RAID systems (which are also defined as “Redundant Arrays of Independent Disks” or sometimes according to the original definition, “Redundant Arrays of Inexpensive Drives”) are computer storage systems that divide and/or replicate data storage among multiple storage devices. This term for using two or more drives to appear as a single device to a host system came from a published paper: “A Case for Redundant Arrays of Inexpensive Disks (RAID)” by David Patterson et al, at SIGMOD (ACM's Special Interest Group on Management of Data) in June 1988.
Commonly recognized categories of RAID systems are divided into seven levels. RAID 0 refers to a system where the data is broken into fragments or striped to multiple drives without parity. RAID 0 provides improved performance and additional storage but no fault tolerance. RAID 1 refers to a system where the data is mirrored on multiple drives without parity. Thus RAID 1 provides fault tolerance from drive errors and single drive failures. RAID 2, which involves Hamming codes for error correction, and is not that commonly used. RAID 3 refers to a system where the data is striped on multiple drives with a dedicated parity drive. Thus RAID 3 provides improved performance and fault tolerance but the single parity disk is a bottle-neck for writing since all writes require updating the parity data. RAID 4 refers to a system that is just like RAID 3 but uses block-level striping instead of byte-level striping. RAID 5 refers to a system where the data is striped on multiple drives using distributed or rotated parity stripes. RAID 5 provides improved performance without the bottle-neck for writing and the distributed parity can survive and/or recover from a single drive failure. RAID 6 refers to a system where the data is striped on multiple drives using two distributed or rotated parity stripes. Thus in RAID 6 the dual distributed parity can survive and/or recover from two drive failures and there is time to rebuild the array without data being volatile while a failed drive is being recovered.
Data security/privacy can be achieved through encryption of the data. Encryption is useful in that it prevents someone with physical access to the drive(s) from getting the data unless they have the passphrase/key. It also enables the data on the drive(s) to be wiped with greater confidence when transferring or discarding the drive(s).
One popular encryption technique is known as the Advanced Encryption Standard (AES). AES was announced in Nov. 26, 2001 by the National Institute of Standards and Technology (NIST) as U.S. FIPS PUB 197 (FIPS 197). AES has a fixed block size of 128 bits and a key sizes of 128, 192 or 256 bits. Key expansion using Rijndael's key schedule transforms the keys of size 128, 192 or 256 bits into 10, 12 or 14 round keys of 128 bits.
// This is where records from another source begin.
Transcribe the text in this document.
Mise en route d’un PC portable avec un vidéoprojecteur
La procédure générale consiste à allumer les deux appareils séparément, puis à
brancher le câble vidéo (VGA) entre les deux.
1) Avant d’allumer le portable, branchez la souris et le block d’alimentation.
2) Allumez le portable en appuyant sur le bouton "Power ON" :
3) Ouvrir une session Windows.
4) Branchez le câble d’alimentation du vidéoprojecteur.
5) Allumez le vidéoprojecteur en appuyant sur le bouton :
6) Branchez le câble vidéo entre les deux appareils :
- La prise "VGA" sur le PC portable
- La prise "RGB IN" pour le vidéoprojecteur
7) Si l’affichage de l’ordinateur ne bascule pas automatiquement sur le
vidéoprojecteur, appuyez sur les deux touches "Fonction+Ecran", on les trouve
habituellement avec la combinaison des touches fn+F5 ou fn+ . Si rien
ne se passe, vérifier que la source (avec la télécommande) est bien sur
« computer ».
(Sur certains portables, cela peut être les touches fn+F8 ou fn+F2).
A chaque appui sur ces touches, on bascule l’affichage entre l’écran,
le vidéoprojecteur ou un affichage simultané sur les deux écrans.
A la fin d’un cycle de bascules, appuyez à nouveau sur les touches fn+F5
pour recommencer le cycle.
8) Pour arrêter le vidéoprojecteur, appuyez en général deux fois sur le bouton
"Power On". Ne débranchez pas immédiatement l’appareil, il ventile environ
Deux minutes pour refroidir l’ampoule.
On systems with 32-bit or larger words, it is possible to implement the AES cipher by converting the SubBytes, ShiftRows and MixColumns transformations of the AES encryption/decryption algorithm into four 256-entry 32-bit tables, which utilize 4096 bytes of memory. One drawback to a software implementation of AES is lowered performance.
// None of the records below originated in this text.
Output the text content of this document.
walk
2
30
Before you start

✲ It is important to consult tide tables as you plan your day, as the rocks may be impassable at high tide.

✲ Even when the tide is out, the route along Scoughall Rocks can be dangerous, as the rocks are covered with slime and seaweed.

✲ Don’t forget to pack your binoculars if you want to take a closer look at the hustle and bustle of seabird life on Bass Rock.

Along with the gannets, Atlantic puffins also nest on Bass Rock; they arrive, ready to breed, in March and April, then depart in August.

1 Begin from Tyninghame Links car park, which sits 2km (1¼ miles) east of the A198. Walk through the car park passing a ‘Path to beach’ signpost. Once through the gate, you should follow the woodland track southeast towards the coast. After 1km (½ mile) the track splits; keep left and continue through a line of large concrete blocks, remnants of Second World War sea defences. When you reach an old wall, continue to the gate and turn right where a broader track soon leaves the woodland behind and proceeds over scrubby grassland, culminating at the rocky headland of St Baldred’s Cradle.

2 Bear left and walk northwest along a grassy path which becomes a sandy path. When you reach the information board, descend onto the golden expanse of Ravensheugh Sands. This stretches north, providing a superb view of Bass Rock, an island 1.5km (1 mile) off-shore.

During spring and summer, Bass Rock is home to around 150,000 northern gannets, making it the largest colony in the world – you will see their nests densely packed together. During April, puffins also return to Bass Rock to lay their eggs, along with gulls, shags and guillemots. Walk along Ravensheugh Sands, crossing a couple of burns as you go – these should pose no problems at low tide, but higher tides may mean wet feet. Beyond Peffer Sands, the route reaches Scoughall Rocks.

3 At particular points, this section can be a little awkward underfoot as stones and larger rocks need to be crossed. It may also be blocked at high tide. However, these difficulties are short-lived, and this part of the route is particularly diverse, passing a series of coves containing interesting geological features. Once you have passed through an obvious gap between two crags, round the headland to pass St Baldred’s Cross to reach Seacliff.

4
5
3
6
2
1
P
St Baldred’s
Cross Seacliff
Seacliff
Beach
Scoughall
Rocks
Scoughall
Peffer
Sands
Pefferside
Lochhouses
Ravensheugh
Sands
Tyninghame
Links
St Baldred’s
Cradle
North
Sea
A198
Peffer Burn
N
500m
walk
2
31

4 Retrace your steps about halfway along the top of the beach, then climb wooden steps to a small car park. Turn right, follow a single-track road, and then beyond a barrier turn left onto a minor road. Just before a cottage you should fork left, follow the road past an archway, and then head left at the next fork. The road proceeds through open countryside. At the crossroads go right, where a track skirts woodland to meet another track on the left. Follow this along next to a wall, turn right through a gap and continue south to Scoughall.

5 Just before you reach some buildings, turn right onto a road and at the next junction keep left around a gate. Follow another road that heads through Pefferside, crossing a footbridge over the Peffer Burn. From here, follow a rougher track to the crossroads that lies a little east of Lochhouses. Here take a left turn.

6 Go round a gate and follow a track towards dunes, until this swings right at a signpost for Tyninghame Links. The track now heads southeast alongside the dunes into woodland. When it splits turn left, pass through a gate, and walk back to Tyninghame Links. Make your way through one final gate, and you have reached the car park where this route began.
In a high performance storage system a cryptographic engine may be deployed in hardware to encrypt/decrypt the data. In an encrypted RAID storage system, computation of a parity syndrome should also be performed in order to recover the encrypted data in the event of a drive failure. One drawback is that such computations of parity syndromes between data segments may require waiting until the segments have been encrypted, increasing delays and lowering performance. Another drawback is that multiple cryptographic engines may be required to avoid waiting for the first two segments to be encrypted serially before computing a parity syndrome. This may increase the cost of such encrypted RAID storage systems. Therefore, design tradeoffs involving desirable features such as data security/privacy and high performance versus undesirable features such as increased costs in RAID storage systems have not, to date, been fully explored.